What would happen is that you first would replace #COMMA, with #COMMA#COMMA# and then later replace that with ,COMMA# , thus garbling the data.

The way to make the data accessible is to request the producer to be fixed, it's that simple. If that is completely impossible, you'll have to figure out the grammar of the data that you actually have and build a parser for that. Your suggested strategy does not work.

Usually the person parsing the CSV data doesn't have control over the way the data gets written. If he did, he would probably prefer something like protocol buffers. CSV is the lowest common denominator, so it's a useful format for exchanging data between different organizations that are producing and consuming the data.

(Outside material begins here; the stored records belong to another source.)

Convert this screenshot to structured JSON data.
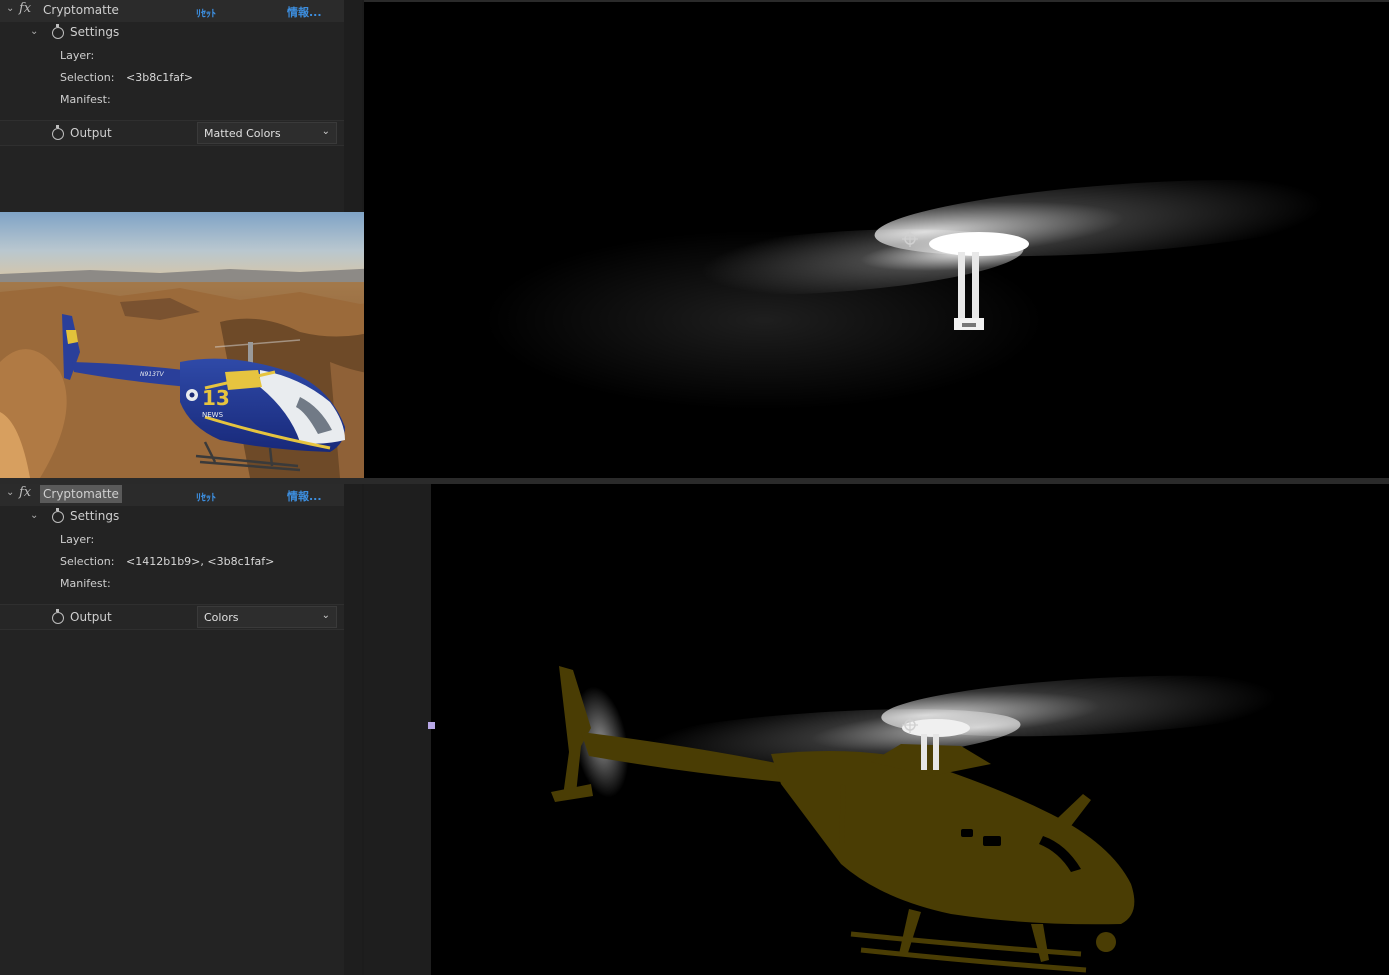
{
  "effect_top": {
    "name": "Cryptomatte",
    "reset_label": "ﾘｾｯﾄ",
    "info_label": "情報...",
    "settings_label": "Settings",
    "layer_label": "Layer:",
    "selection_label": "Selection:",
    "selection_value": "<3b8c1faf>",
    "manifest_label": "Manifest:",
    "output_label": "Output",
    "output_value": "Matted Colors"
  },
  "effect_bottom": {
    "name": "Cryptomatte",
    "reset_label": "ﾘｾｯﾄ",
    "info_label": "情報...",
    "settings_label": "Settings",
    "layer_label": "Layer:",
    "selection_label": "Selection:",
    "selection_value": "<1412b1b9>, <3b8c1faf>",
    "manifest_label": "Manifest:",
    "output_label": "Output",
    "output_value": "Colors"
  },
  "helicopter_decals": {
    "registration": "N913TV",
    "number": "13",
    "word": "NEWS"
  },
  "colors": {
    "link": "#3d8fe0",
    "matte_tint": "#4a3d04",
    "panel_bg": "#232323"
  },
  "icons": [
    "fx-icon",
    "stopwatch-icon",
    "chevron-down-icon",
    "anchor-point-icon"
  ]
}
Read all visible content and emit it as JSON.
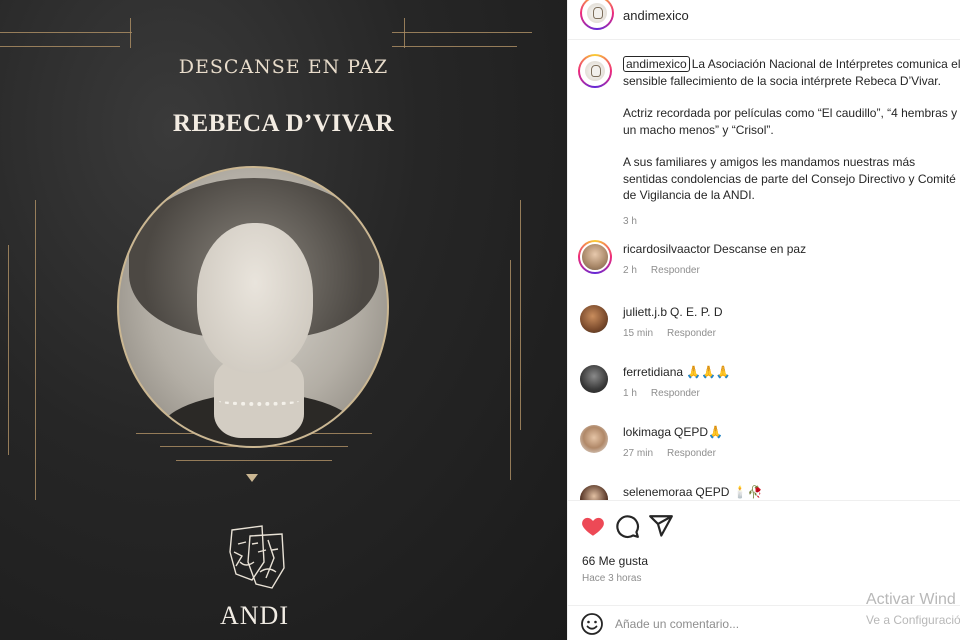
{
  "post_image": {
    "heading": "DESCANSE EN PAZ",
    "name": "REBECA D’VIVAR",
    "logo_text": "ANDI",
    "accent_color": "#a98c63"
  },
  "header": {
    "username": "andimexico",
    "avatar_icon": "andi-logo-avatar"
  },
  "caption": {
    "username": "andimexico",
    "paragraph1": "La Asociación Nacional de Intérpretes comunica el sensible fallecimiento de la socia intérprete Rebeca D’Vivar.",
    "paragraph2": "Actriz recordada por películas como “El caudillo”, “4 hembras y un macho menos” y “Crisol”.",
    "paragraph3": "A sus familiares y amigos les mandamos nuestras más sentidas condolencias de parte del Consejo Directivo y Comité de Vigilancia de la ANDI.",
    "time": "3 h"
  },
  "comments": [
    {
      "user": "ricardosilvaactor",
      "text": "Descanse en paz",
      "time": "2 h",
      "reply": "Responder"
    },
    {
      "user": "juliett.j.b",
      "text": "Q. E. P. D",
      "time": "15 min",
      "reply": "Responder"
    },
    {
      "user": "ferretidiana",
      "text": "🙏🙏🙏",
      "time": "1 h",
      "reply": "Responder"
    },
    {
      "user": "lokimaga",
      "text": "QEPD🙏",
      "time": "27 min",
      "reply": "Responder"
    },
    {
      "user": "selenemoraa",
      "text": "QEPD 🕯️🥀",
      "time": "",
      "reply": ""
    }
  ],
  "actions": {
    "like_icon": "heart-filled-icon",
    "comment_icon": "comment-icon",
    "share_icon": "send-icon",
    "likes": "66 Me gusta",
    "time": "Hace 3 horas",
    "like_color": "#ed4956"
  },
  "add_comment": {
    "placeholder": "Añade un comentario..."
  },
  "watermark": {
    "line1": "Activar Wind",
    "line2": "Ve a Configuració"
  }
}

https://github.com/dbro/csvquote is a small and fast script that can replace ambiguous separators (commas and newlines, for example) inside quoted fields, so that other text tools can work with a simple grammar. After that work is done, the ambiguous commas inside quoted fields get restored. I wrote it to use unix shell tools like cut, awk, ... with CSV files containing millions of records.

I used that strategy for parsing gigabytes of CSVs containing arbitrary natural language from the web - try to get these files fixed, or figure out a grammar for gigabytes of fuzzy data...

My approach never failed for me, so telling me that my strategy does not work is a strong claim, where it reliably did the job for me.

Your examples are all valid, but what you are describing are theoretical attacks on the method, while the method works in almost all cases in practice. We are talking about two different viewpoints: dealing with large amounts of messy data on one hand and parser theory in an ideal cosmos on the other hand.